[Date Prev][Date Next][Thread Prev][Thread Next][Date Index][Thread Index]
Re: [Condor-users] Help with scheduling start/evict policy in condor_config
- Date: Wed, 14 Apr 2010 14:13:10 -0500
- From: Dan Bradley <dan@xxxxxxxxxxxx>
- Subject: Re: [Condor-users] Help with scheduling start/evict policy in condor_config
Ian Stokes-Rees wrote:
On 4/14/10 11:48 AM, Dan Bradley wrote:
One likely source of trouble in this policy is that RANK is inherently
a preemptive mechanism. RANK is only relevant when deciding whether
to preempt an existing job with a new better-ranked one. This can
lead to rapid cycles of preemption in some cases.

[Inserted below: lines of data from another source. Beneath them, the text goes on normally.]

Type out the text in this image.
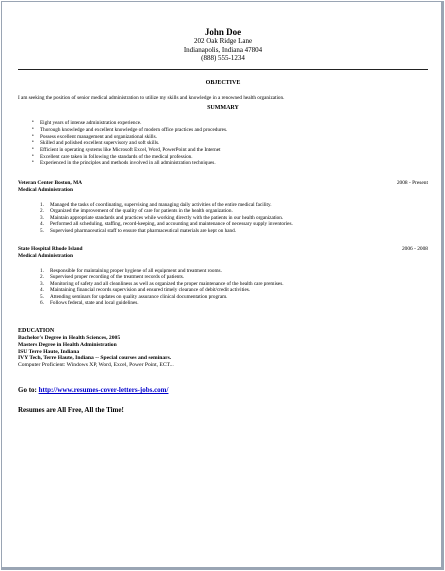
John Doe
202 Oak Ridge Lane
Indianapolis, Indiana 47804
(888) 555-1234
OBJECTIVE
I am seeking the position of senior medical administration to utilize my skills and knowledge in a renowned health organization.
SUMMARY
• Eight years of intense administration experience.
• Thorough knowledge and excellent knowledge of modern office practices and procedures.
• Possess excellent management and organizational skills.
• Skilled and polished excellent supervisory and soft skills.
• Efficient in operating systems like Microsoft Excel, Word, PowerPoint and the Internet
• Excellent care taken in following the standards of the medical profession.
• Experienced in the principles and methods involved in all administration techniques.
Veteran Center Boston, MA	2008 - Present
Medical Administration
1. Managed the tasks of coordinating, supervising and managing daily activities of the entire medical facility.
2. Organized the improvement of the quality of care for patients in the health organization.
3. Maintain appropriate standards and practices while working directly with the patients in our health organization.
4. Performed all scheduling, staffing, record-keeping, and accounting and maintenance of necessary supply inventories.
5. Supervised pharmaceutical staff to ensure that pharmaceutical materials are kept on hand.
State Hospital Rhode Island	2006 - 2008
Medical Administration
1. Responsible for maintaining proper hygiene of all equipment and treatment rooms.
2. Supervised proper recording of the treatment records of patients.
3. Monitoring of safety and all cleanliness as well as organized the proper maintenance of the health care premises.
4. Maintaining financial records supervision and ensured timely clearance of debit/credit activities.
5. Attending seminars for updates on quality assurance clinical documentation program.
6. Follows federal, state and local guidelines.
EDUCATION
Bachelor's Degree in Health Sciences, 2005
Masters Degree in Health Administration
ISU Terre Haute, Indiana
IVY Tech, Terre Haute, Indiana -- Special courses and seminars.
Computer Proficient: Windows XP, Word, Excel, Power Point, ECT...
Go to: http://www.resumes-cover-letters-jobs.com/
Resumes are All Free, All the Time!
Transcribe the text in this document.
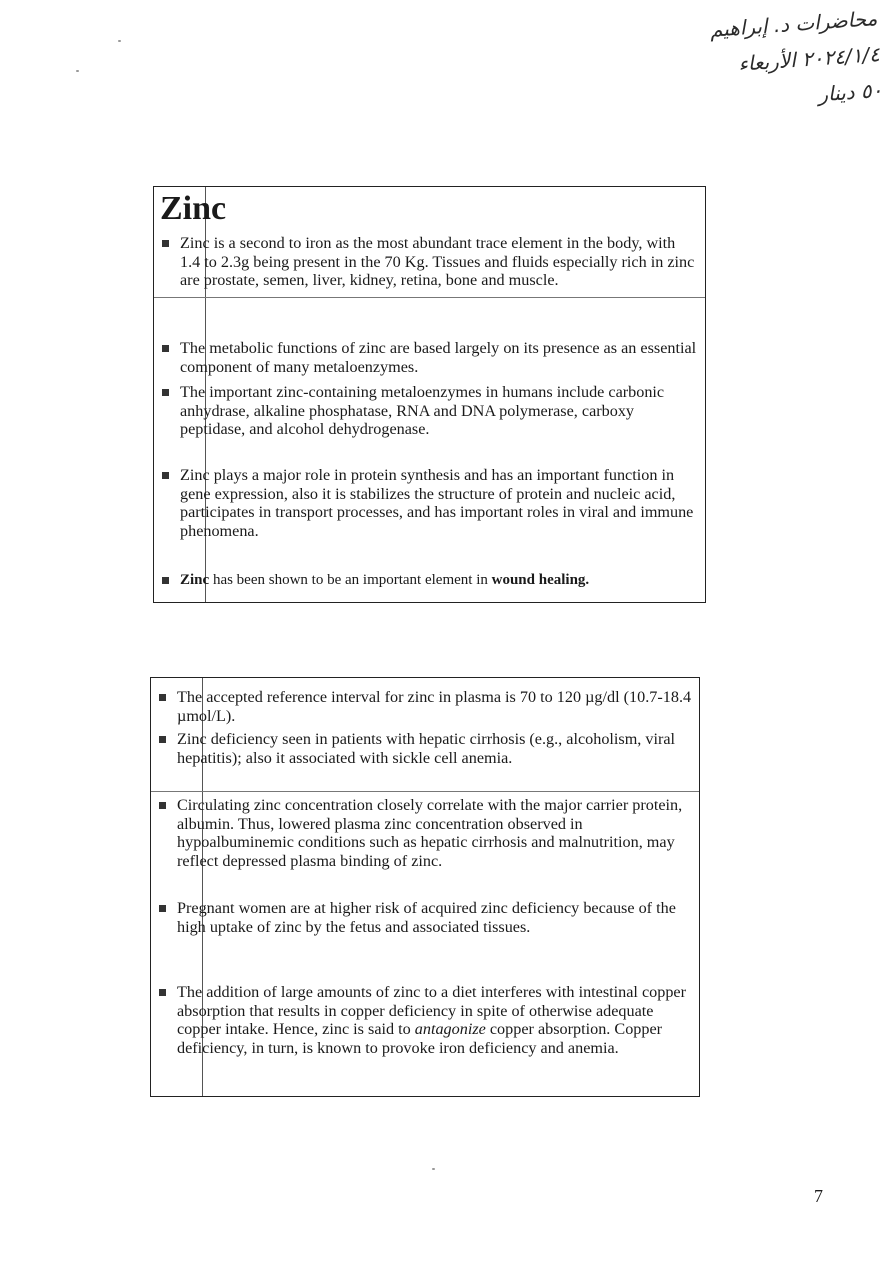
محاضرات د. إبراهيم
٢٠٢٤/١/٤ الأربعاء
٥٠ دينار
Zinc
Zinc is a second to iron as the most abundant trace element in the body, with 1.4 to 2.3g being present in the 70 Kg. Tissues and fluids especially rich in zinc are prostate, semen, liver, kidney, retina, bone and muscle.
The metabolic functions of zinc are based largely on its presence as an essential component of many metaloenzymes.
The important zinc-containing metaloenzymes in humans include carbonic anhydrase, alkaline phosphatase, RNA and DNA polymerase, carboxy peptidase, and alcohol dehydrogenase.
Zinc plays a major role in protein synthesis and has an important function in gene expression, also it is stabilizes the structure of protein and nucleic acid, participates in transport processes, and has important roles in viral and immune phenomena.
Zinc has been shown to be an important element in wound healing.
The accepted reference interval for zinc in plasma is 70 to 120 µg/dl (10.7-18.4 µmol/L).
Zinc deficiency seen in patients with hepatic cirrhosis (e.g., alcoholism, viral hepatitis); also it associated with sickle cell anemia.
Circulating zinc concentration closely correlate with the major carrier protein, albumin. Thus, lowered plasma zinc concentration observed in hypoalbuminemic conditions such as hepatic cirrhosis and malnutrition, may reflect depressed plasma binding of zinc.
Pregnant women are at higher risk of acquired zinc deficiency because of the high uptake of zinc by the fetus and associated tissues.
The addition of large amounts of zinc to a diet interferes with intestinal copper absorption that results in copper deficiency in spite of otherwise adequate copper intake. Hence, zinc is said to antagonize copper absorption. Copper deficiency, in turn, is known to provoke iron deficiency and anemia.
7
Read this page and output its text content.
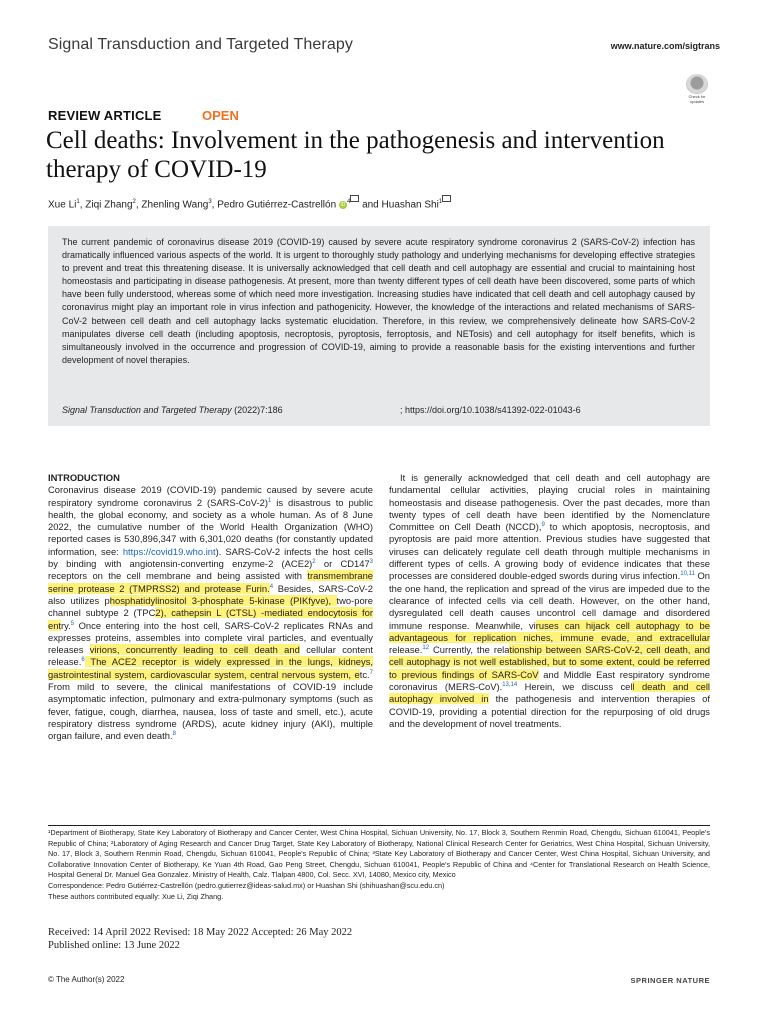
Signal Transduction and Targeted Therapy	www.nature.com/sigtrans
Check for updates
REVIEW ARTICLE	OPEN
Cell deaths: Involvement in the pathogenesis and intervention therapy of COVID-19
Xue Li$^1$, Ziqi Zhang$^2$, Zhenling Wang$^3$, Pedro Gutiérrez-Castrellón iD $^4$ and Huashan Shi$^1$
The current pandemic of coronavirus disease 2019 (COVID-19) caused by severe acute respiratory syndrome coronavirus 2 (SARS-CoV-2) infection has dramatically influenced various aspects of the world. It is urgent to thoroughly study pathology and underlying mechanisms for developing effective strategies to prevent and treat this threatening disease. It is universally acknowledged that cell death and cell autophagy are essential and crucial to maintaining host homeostasis and participating in disease pathogenesis. At present, more than twenty different types of cell death have been discovered, some parts of which have been fully understood, whereas some of which need more investigation. Increasing studies have indicated that cell death and cell autophagy caused by coronavirus might play an important role in virus infection and pathogenicity. However, the knowledge of the interactions and related mechanisms of SARS-CoV-2 between cell death and cell autophagy lacks systematic elucidation. Therefore, in this review, we comprehensively delineate how SARS-CoV-2 manipulates diverse cell death (including apoptosis, necroptosis, pyroptosis, ferroptosis, and NETosis) and cell autophagy for itself benefits, which is simultaneously involved in the occurrence and progression of COVID-19, aiming to provide a reasonable basis for the existing interventions and further development of novel therapies.
Signal Transduction and Targeted Therapy (2022)7:186	; https://doi.org/10.1038/s41392-022-01043-6
INTRODUCTION

Coronavirus disease 2019 (COVID-19) pandemic caused by severe acute respiratory syndrome coronavirus 2 (SARS-CoV-2)$^1$ is disastrous to public health, the global economy, and society as a whole human. As of 8 June 2022, the cumulative number of the World Health Organization (WHO) reported cases is 530,896,347 with 6,301,020 deaths (for constantly updated information, see: https://covid19.who.int). SARS-CoV-2 infects the host cells by binding with angiotensin-converting enzyme-2 $(ACE2)^2$ or $CD147^3$ receptors on the cell membrane and being assisted with transmembrane serine protease 2 (TMPRSS2) and protease Furin.$^4$ Besides, SARS-CoV-2 also utilizes phosphatidylinositol 3-phosphate 5-kinase (PIKfyve), two-pore channel subtype 2 (TPC2), cathepsin L (CTSL) -mediated endocytosis for entry.$^5$ Once entering into the host cell, SARS-CoV-2 replicates RNAs and expresses proteins, assembles into complete viral particles, and eventually releases virions, concurrently leading to cell death and cellular content release.$^6$ The ACE2 receptor is widely expressed in the lungs, kidneys, gastrointestinal system, cardiovascular system, central nervous system, etc.$^7$ From mild to severe, the clinical manifestations of COVID-19 include asymptomatic infection, pulmonary and extra-pulmonary symptoms (such as fever, fatigue, cough, diarrhea, nausea, loss of taste and smell, etc.), acute respiratory distress syndrome (ARDS), acute kidney injury (AKI), multiple organ failure, and even death.$^8$

It is generally acknowledged that cell death and cell autophagy are fundamental cellular activities, playing crucial roles in maintaining homeostasis and disease pathogenesis. Over the past decades, more than twenty types of cell death have been identified by the Nomenclature Committee on Cell Death (NCCD),$^9$ to which apoptosis, necroptosis, and pyroptosis are paid more attention. Previous studies have suggested that viruses can delicately regulate cell death through multiple mechanisms in different types of cells. A growing body of evidence indicates that these processes are considered double-edged swords during virus infection.$^{10,11}$ On the one hand, the replication and spread of the virus are impeded due to the clearance of infected cells via cell death. However, on the other hand, dysregulated cell death causes uncontrol cell damage and disordered immune response. Meanwhile, viruses can hijack cell autophagy to be advantageous for replication niches, immune evade, and extracellular release.$^{12}$ Currently, the relationship between SARS-CoV-2, cell death, and cell autophagy is not well established, but to some extent, could be referred to previous findings of SARS-CoV and Middle East respiratory syndrome coronavirus (MERS-CoV).$^{13,14}$ Herein, we discuss cell death and cell autophagy involved in the pathogenesis and intervention therapies of COVID-19, providing a potential direction for the repurposing of old drugs and the development of novel treatments.

¹Department of Biotherapy, State Key Laboratory of Biotherapy and Cancer Center, West China Hospital, Sichuan University, No. 17, Block 3, Southern Renmin Road, Chengdu, Sichuan 610041, People's Republic of China; ²Laboratory of Aging Research and Cancer Drug Target, State Key Laboratory of Biotherapy, National Clinical Research Center for Geriatrics, West China Hospital, Sichuan University, No. 17, Block 3, Southern Renmin Road, Chengdu, Sichuan 610041, People's Republic of China; ³State Key Laboratory of Biotherapy and Cancer Center, West China Hospital, Sichuan University, and Collaborative Innovation Center of Biotherapy, Ke Yuan 4th Road, Gao Peng Street, Chengdu, Sichuan 610041, People's Republic of China and ⁴Center for Translational Research on Health Science, Hospital General Dr. Manuel Gea Gonzalez. Ministry of Health, Calz. Tlalpan 4800, Col. Secc. XVI, 14080, Mexico city, Mexico

Correspondence: Pedro Gutiérrez-Castrellón (pedro.gutierrez@ideas-salud.mx) or Huashan Shi (shihuashan@scu.edu.cn)

These authors contributed equally: Xue Li, Ziqi Zhang.

Received: 14 April 2022 Revised: 18 May 2022 Accepted: 26 May 2022
Published online: 13 June 2022
© The Author(s) 2022	SPRINGER NATURE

I can reform the question as follows: What needs to be done to make sure
that in each matching cycle idle job slots are considered first?
If I read your ticket correctly, the policy already should make sure
that jobs are sent to idle slots if they are available:
NEGOTIATOR_PRE_JOB_RANK = (RemoteOwner =?= UNDEFINED) * SlotID
So if it can be confirmed that there is an idle slot that matches the
job but the negotiator is matching the job to some other slot that is
claimed, then we'll need to examine that closely and understand why the
pre job rank expression is not having the expected effect. If the
negotiator had a stale view of the machine state (so it doesn't realize
that a machine is claimed), that could lead to this sort of behavior.
However, I see nothing in the configuration that would lead to that.
Perhaps we'll need to look at the negotiator log to see what is going on.
What we think we see now is that matching is done
against an arbitrary machine, whether it is idle or not, and the RANK
expression means that no consideration is given to a running job, even
when other idle nodes are available.
The machine RANK expression specifies which job the machine prefers. If
the job matches to multiple machines, including some idle and some
claimed, and NEGOTIATOR_PRE_JOB_RANK prefers to run the job on the idle
machines, then the machine RANK expression should not matter.